If we read I Peter 1:15, Peter says that “as the one who called you is holy, you also are to be holy in all your conduct.” Our attitude, how we act and speak, reflects who is sitting on the throne of our heart. We are to daily evaluate ourselves to see if we are sitting on that throne or if we are allowing God to sit on there. When we allow Him to be the Lord, Master, and King of our lives, we find we can accomplish what He is asking us to do. It takes a mind and attitude that is totally surrendered to Jesus.

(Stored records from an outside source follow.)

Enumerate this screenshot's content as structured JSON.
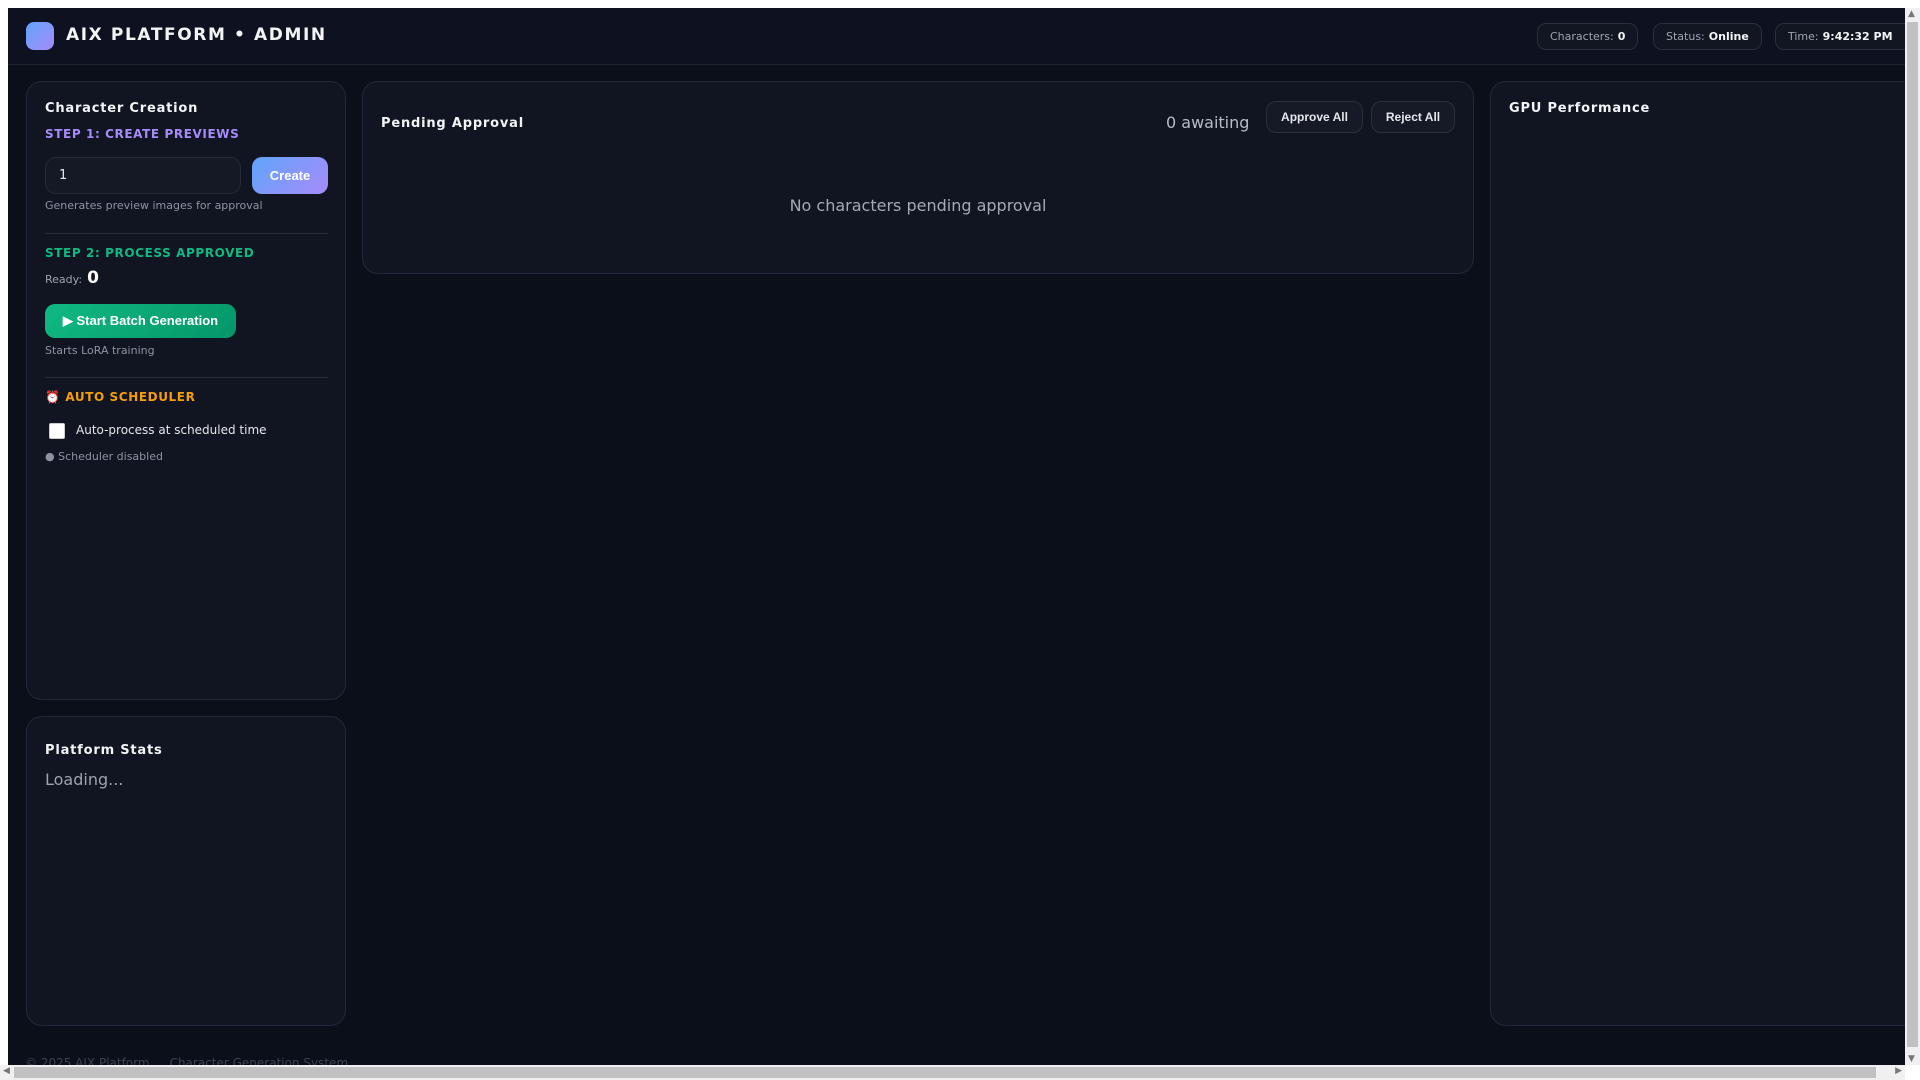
{
  "header": {
    "title": "AIX PLATFORM • ADMIN",
    "stats": [
      {
        "label": "Characters:",
        "value": "0"
      },
      {
        "label": "Status:",
        "value": "Online"
      },
      {
        "label": "Time:",
        "value": "9:42:32 PM"
      }
    ]
  },
  "creation": {
    "title": "Character Creation",
    "step1_label": "STEP 1: CREATE PREVIEWS",
    "count_value": "1",
    "create_label": "Create",
    "step1_help": "Generates preview images for approval",
    "step2_label": "STEP 2: PROCESS APPROVED",
    "ready_label": "Ready:",
    "ready_value": "0",
    "batch_label": "▶ Start Batch Generation",
    "step2_help": "Starts LoRA training",
    "scheduler_icon": "⏰",
    "scheduler_label": "AUTO SCHEDULER",
    "scheduler_checkbox_label": "Auto-process at scheduled time",
    "scheduler_checked": false,
    "scheduler_status": "● Scheduler disabled"
  },
  "stats": {
    "title": "Platform Stats",
    "loading": "Loading..."
  },
  "pending": {
    "title": "Pending Approval",
    "awaiting": "0 awaiting",
    "approve_all": "Approve All",
    "reject_all": "Reject All",
    "empty": "No characters pending approval"
  },
  "gpu": {
    "title": "GPU Performance"
  },
  "footer": {
    "copyright": "© 2025 AIX Platform",
    "tagline": "Character Generation System"
  },
  "colors": {
    "step1": "#a78bfa",
    "step2": "#10b981",
    "scheduler": "#f59e0b"
  }
}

Pray for Wisdom and Knowledge

Today’s Bible Journaling Scripture passage is Colossians 1:9-10, “For this reason also, since the day we heard of it, we have not ceased to pray for you and to ask that you may be filled with the knowledge of His will in all spiritual wisdom and understanding, so that you will walk in a manner worthy of the Lord, to please Him in all respects, bearing fruit in every good work and increasing in the knowledge of God.” (NASB) The Apostle Paul is commending the Colossians for their faith and their love of the brethren. He encourages them by telling them he is praying continually for them, and he is praying that they would gain wisdom, understanding and knowledge of God so that they can walk their spiritual lives in a manner that is pleasing and honorable to the Lord.

Gaining wisdom, knowledge, and understanding of God’s Word is essential in the life of a Believer. Without understanding His Word, we are not able to live a life that is in “a manner worthy of the Lord.” Given to our own devices, we will fail miserably, and it also makes us an easy target for the enemy of our souls to set traps for us without us recognizing them. Praying for wisdom and knowledge from God must be done daily. We need His guidance for daily living.

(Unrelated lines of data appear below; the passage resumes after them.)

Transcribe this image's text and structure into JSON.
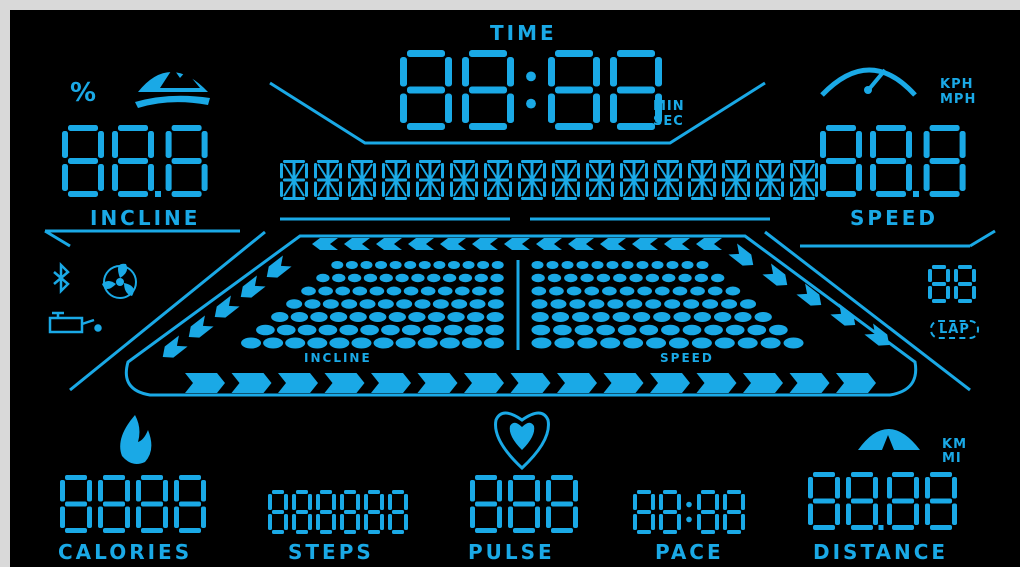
{
  "colors": {
    "accent": "#1aa9e6",
    "background": "#000000",
    "frame": "#d9d9d9"
  },
  "time": {
    "label": "TIME",
    "value": "88:88",
    "unit_top": "MIN",
    "unit_bottom": "SEC"
  },
  "incline": {
    "label": "INCLINE",
    "value": "88.8",
    "unit": "%",
    "icon": "mountain-icon"
  },
  "speed": {
    "label": "SPEED",
    "value": "88.8",
    "unit_top": "KPH",
    "unit_bottom": "MPH",
    "icon": "speedometer-icon"
  },
  "message": {
    "value": "8888888888888888",
    "char_count": 16
  },
  "lap": {
    "value": "88",
    "label": "LAP"
  },
  "status_icons": [
    "bluetooth-icon",
    "fan-icon",
    "oil-can-icon"
  ],
  "track": {
    "incline_label": "INCLINE",
    "speed_label": "SPEED",
    "dot_rows": 7,
    "dots_per_side": 12
  },
  "calories": {
    "label": "CALORIES",
    "value": "8888",
    "icon": "flame-icon"
  },
  "steps": {
    "label": "STEPS",
    "value": "888888"
  },
  "pulse": {
    "label": "PULSE",
    "value": "888",
    "icon": "heart-icon"
  },
  "pace": {
    "label": "PACE",
    "value": "88:88"
  },
  "distance": {
    "label": "DISTANCE",
    "value": "88.88",
    "unit_top": "KM",
    "unit_bottom": "MI",
    "icon": "road-icon"
  }
}
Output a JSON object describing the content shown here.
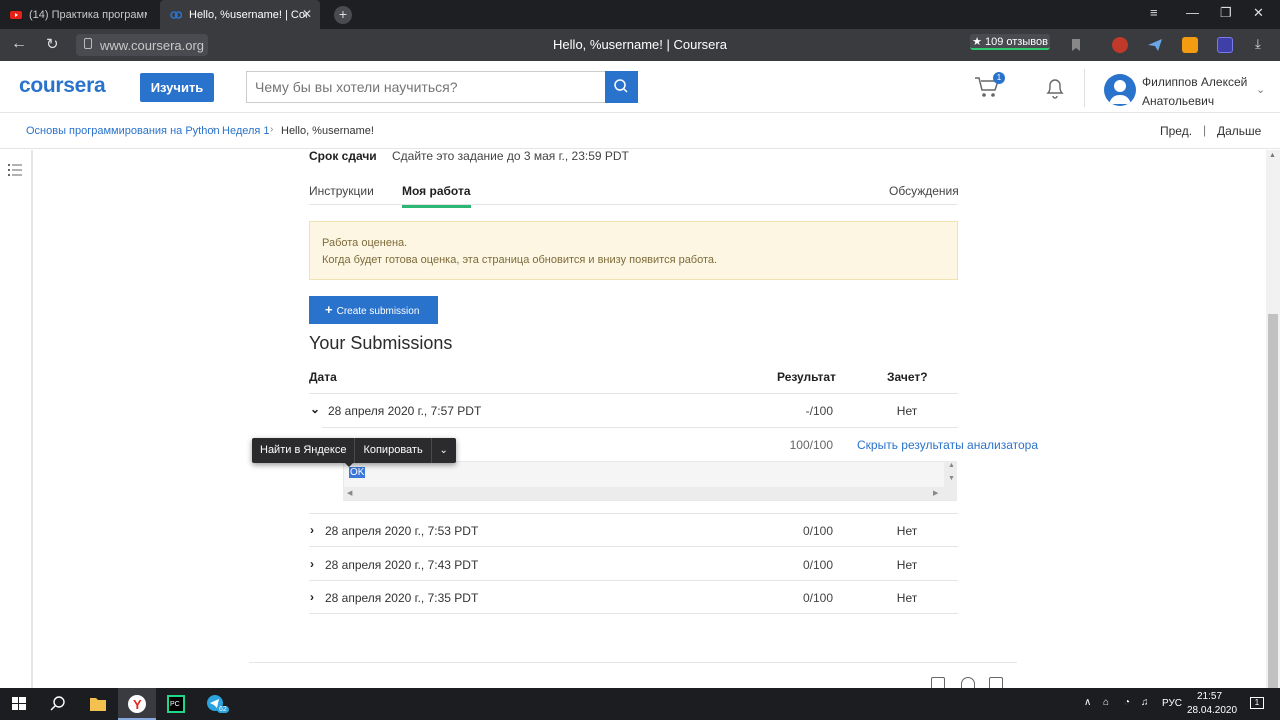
{
  "browser": {
    "tabs": [
      {
        "title": "(14) Практика программи",
        "icon": "youtube-icon",
        "active": false
      },
      {
        "title": "Hello, %username! | Cou",
        "icon": "coursera-icon",
        "active": true
      }
    ],
    "url": "www.coursera.org",
    "page_title": "Hello, %username! | Coursera",
    "reviews_badge": "★ 109 отзывов"
  },
  "header": {
    "logo": "coursera",
    "learn_button": "Изучить",
    "search_placeholder": "Чему бы вы хотели научиться?",
    "cart_count": "1",
    "user_name": "Филиппов Алексей Анатольевич"
  },
  "breadcrumb": {
    "items": [
      "Основы программирования на Python",
      "Неделя 1",
      "Hello, %username!"
    ],
    "prev": "Пред.",
    "separator": "|",
    "next": "Дальше"
  },
  "assignment": {
    "deadline_label": "Срок сдачи",
    "deadline_text": "Сдайте это задание до 3 мая г., 23:59 PDT",
    "tabs": [
      {
        "label": "Инструкции",
        "active": false
      },
      {
        "label": "Моя работа",
        "active": true
      },
      {
        "label": "Обсуждения",
        "active": false
      }
    ],
    "notice_line1": "Работа оценена.",
    "notice_line2": "Когда будет готова оценка, эта страница обновится и внизу появится работа.",
    "create_button": "Create submission",
    "submissions_title": "Your Submissions"
  },
  "submissions_table": {
    "columns": [
      "Дата",
      "Результат",
      "Зачет?"
    ],
    "rows": [
      {
        "date": "28 апреля 2020 г., 7:57 PDT",
        "score": "-/100",
        "passed": "Нет",
        "expanded": true
      },
      {
        "date": "28 апреля 2020 г., 7:53 PDT",
        "score": "0/100",
        "passed": "Нет",
        "expanded": false
      },
      {
        "date": "28 апреля 2020 г., 7:43 PDT",
        "score": "0/100",
        "passed": "Нет",
        "expanded": false
      },
      {
        "date": "28 апреля 2020 г., 7:35 PDT",
        "score": "0/100",
        "passed": "Нет",
        "expanded": false
      }
    ],
    "analyzer": {
      "score": "100/100",
      "hide_link": "Скрыть результаты анализатора",
      "output": "OK"
    }
  },
  "context_menu": {
    "search_yandex": "Найти в Яндексе",
    "copy": "Копировать"
  },
  "taskbar": {
    "tray_lang": "РУС",
    "time": "21:57",
    "date": "28.04.2020",
    "telegram_badge": "62",
    "notifications_count": "1"
  },
  "colors": {
    "brand_blue": "#2a73cc",
    "tab_active_underline": "#2bb673",
    "notice_bg": "#fdf6e2"
  }
}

Asking for wisdom in other situations is also needed. James encourages the early Christians, “But if any of you lacks wisdom, let him ask of God, who gives to all generously and without reproach, and it will be given to him.” (James 1:5 NASB) Wisdom is something God is more than happy to give to His children. When God told Solomon to ask for anything he wanted, Solomon chose wisdom. (I Kings 3:3-14) God was pleased with Solomon because he didn’t ask for riches or long life or that his enemies would be killed. Because Solomon asked for wisdom, God chose to also give him riches and honor among the people.

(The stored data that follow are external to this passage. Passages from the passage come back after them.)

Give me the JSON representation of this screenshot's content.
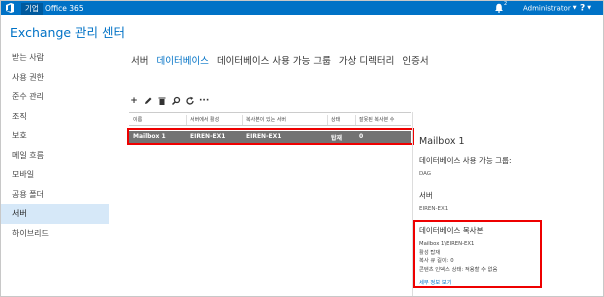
{
  "topbar": {
    "tab_company": "기업",
    "tab_office": "Office 365",
    "notification_count": "2",
    "user": "Administrator",
    "help": "?"
  },
  "app": {
    "title": "Exchange 관리 센터"
  },
  "nav": {
    "items": [
      "받는 사람",
      "사용 권한",
      "준수 관리",
      "조직",
      "보호",
      "메일 흐름",
      "모바일",
      "공용 폴더",
      "서버",
      "하이브리드"
    ],
    "active_index": 8
  },
  "tabs": [
    "서버",
    "데이터베이스",
    "데이터베이스 사용 가능 그룹",
    "가상 디렉터리",
    "인증서"
  ],
  "active_tab": 1,
  "toolbar": {
    "icons": [
      "add-icon",
      "edit-icon",
      "delete-icon",
      "search-icon",
      "refresh-icon",
      "more-icon"
    ]
  },
  "table": {
    "headers": [
      "이름",
      "서버에서 활성",
      "복사본이 있는 서버",
      "상태",
      "잘못된 복사본 수"
    ],
    "rows": [
      [
        "Mailbox 1",
        "EIREN-EX1",
        "EIREN-EX1",
        "탑재",
        "0"
      ]
    ]
  },
  "detail": {
    "title": "Mailbox 1",
    "dag_label": "데이터베이스 사용 가능 그룹:",
    "dag_value": "DAG",
    "server_label": "서버",
    "server_value": "EIREN-EX1",
    "copy_label": "데이터베이스 복사본",
    "copy_lines": [
      "Mailbox 1\\EIREN-EX1",
      "활성 탑재",
      "복사 큐 길이: 0",
      "콘텐츠 인덱스 상태: 적용할 수 없음"
    ],
    "details_link": "세부 정보 보기"
  },
  "colors": {
    "brand": "#0072c6",
    "highlight": "#e00000",
    "selected_row": "#737373",
    "nav_active": "#d6e8f8"
  }
}
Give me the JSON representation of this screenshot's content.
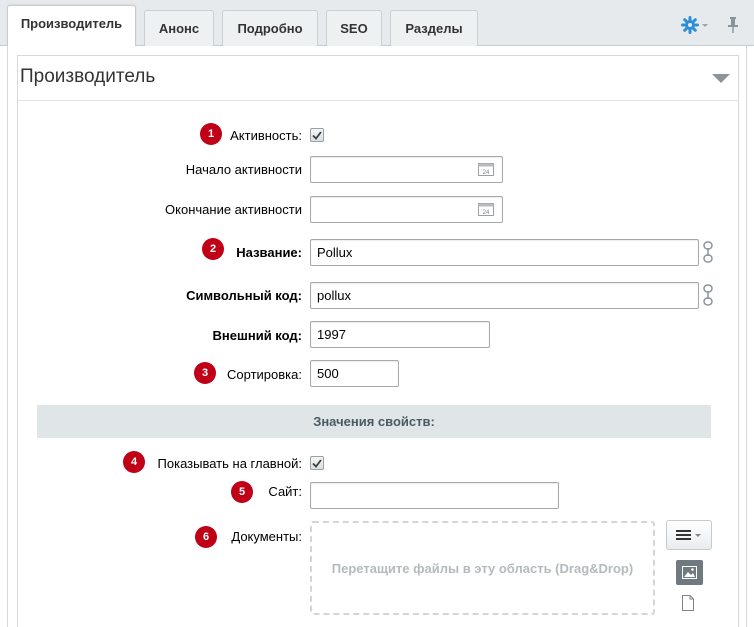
{
  "tabs": [
    {
      "label": "Производитель",
      "active": true
    },
    {
      "label": "Анонс"
    },
    {
      "label": "Подробно"
    },
    {
      "label": "SEO"
    },
    {
      "label": "Разделы"
    }
  ],
  "toolbar": {
    "settings_icon": "gear-icon",
    "pin_icon": "pin-icon"
  },
  "section": {
    "title": "Производитель"
  },
  "fields": {
    "active": {
      "badge": "1",
      "label": "Активность:",
      "checked": true
    },
    "start": {
      "label": "Начало активности",
      "value": ""
    },
    "end": {
      "label": "Окончание активности",
      "value": ""
    },
    "name": {
      "badge": "2",
      "label": "Название:",
      "value": "Pollux"
    },
    "code": {
      "label": "Символьный код:",
      "value": "pollux"
    },
    "ext_code": {
      "label": "Внешний код:",
      "value": "1997"
    },
    "sort": {
      "badge": "3",
      "label": "Сортировка:",
      "value": "500"
    }
  },
  "props": {
    "header": "Значения свойств:",
    "show_main": {
      "badge": "4",
      "label": "Показывать на главной:",
      "checked": true
    },
    "site": {
      "badge": "5",
      "label": "Сайт:",
      "value": ""
    },
    "docs": {
      "badge": "6",
      "label": "Документы:",
      "dropzone": "Перетащите файлы в эту область (Drag&Drop)"
    }
  },
  "colors": {
    "badge": "#c00016",
    "accent": "#2d8fd5",
    "props_bg": "#e0e6e8"
  }
}
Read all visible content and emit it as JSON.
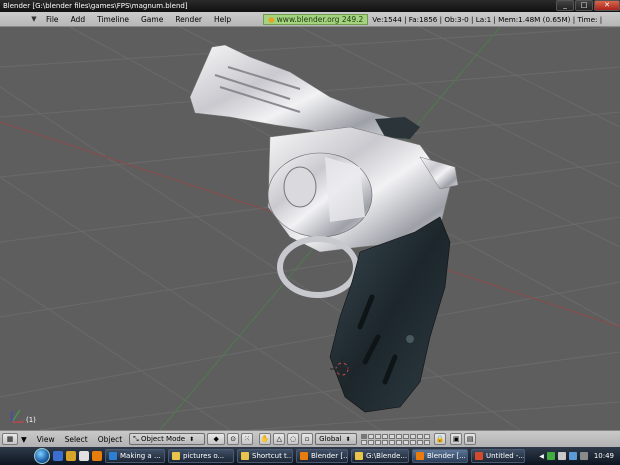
{
  "window": {
    "title": "Blender [G:\\blender files\\games\\FPS\\magnum.blend]",
    "minimize": "_",
    "maximize": "□",
    "close": "✕"
  },
  "menu": {
    "items": [
      "File",
      "Add",
      "Timeline",
      "Game",
      "Render",
      "Help"
    ],
    "website": "www.blender.org 249.2",
    "stats": "Ve:1544 | Fa:1856 | Ob:3-0 | La:1  | Mem:1.48M (0.65M)  | Time: |"
  },
  "viewport": {
    "frame_label": "(1)",
    "background": "#5e5e5e"
  },
  "header3d": {
    "view_label": "View",
    "select_label": "Select",
    "object_label": "Object",
    "mode": "Object Mode",
    "orientation": "Global"
  },
  "taskbar": {
    "tasks": [
      {
        "label": "Making a ...",
        "color": "#2d7fd4",
        "active": false
      },
      {
        "label": "pictures o...",
        "color": "#e9c34a",
        "active": false
      },
      {
        "label": "Shortcut t...",
        "color": "#e9c34a",
        "active": false
      },
      {
        "label": "Blender [...",
        "color": "#e87d0d",
        "active": false
      },
      {
        "label": "G:\\Blende...",
        "color": "#e9c34a",
        "active": false
      },
      {
        "label": "Blender [...",
        "color": "#e87d0d",
        "active": true
      },
      {
        "label": "Untitled -...",
        "color": "#d24a2a",
        "active": false
      }
    ],
    "clock": "10:49"
  },
  "colors": {
    "site_badge": "#a3d37f",
    "viewport_grid": "#6a6a6a",
    "gun_grip": "#1f2a30"
  }
}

Daily prayer and Bible reading, studying God’s Word and then applying it to our lives is what brings honor to God. We must read our Bibles with understanding. When we understand what God is telling us, not only can we bring honor to God in the way we apply what we read to our lives, but we become a light for others to see. Wisdom, understanding, and knowledge of God’s Word, also helps us in fighting our battles against the enemy. Without a sound understanding of God’s Word, we have no defense against Satan’s attacks. We must remember, the enemy also knows God’s Word, and we must be able to fight back with Scripture and the correct application of that Scripture to defeat him. Satan will take Scripture and twist it for his own devices, and if we are not familiar with the true meaning of God’s Word, the enemy can lead us astray easily.

Jesus defeated Satan as the enemy tried to tempt Him to relinquish His authority and to refrain from doing the task God had assigned Jesus. How did He defeat the enemy? When Satan quoted Scripture attempting to trip up Jesus, the Lord came back with Scripture properly applied to fight back against the enemy’s attempts at bringing Him down. That’s how we win at defeating the enemy as well. Spiritual warfare can be very difficult because we have an adversary who is bent on crushing us and make us defeated Christians with no joy, peace, or victory in our lives. As we apply that wisdom, knowledge, and understanding, we receive Spiritual fruit that will grow and make us stronger in our daily walk with the Lord. So, asking God to reveal His wisdom, knowledge, and understanding through His Word, is the key to growth in living for Jesus, and being a light in a dark world.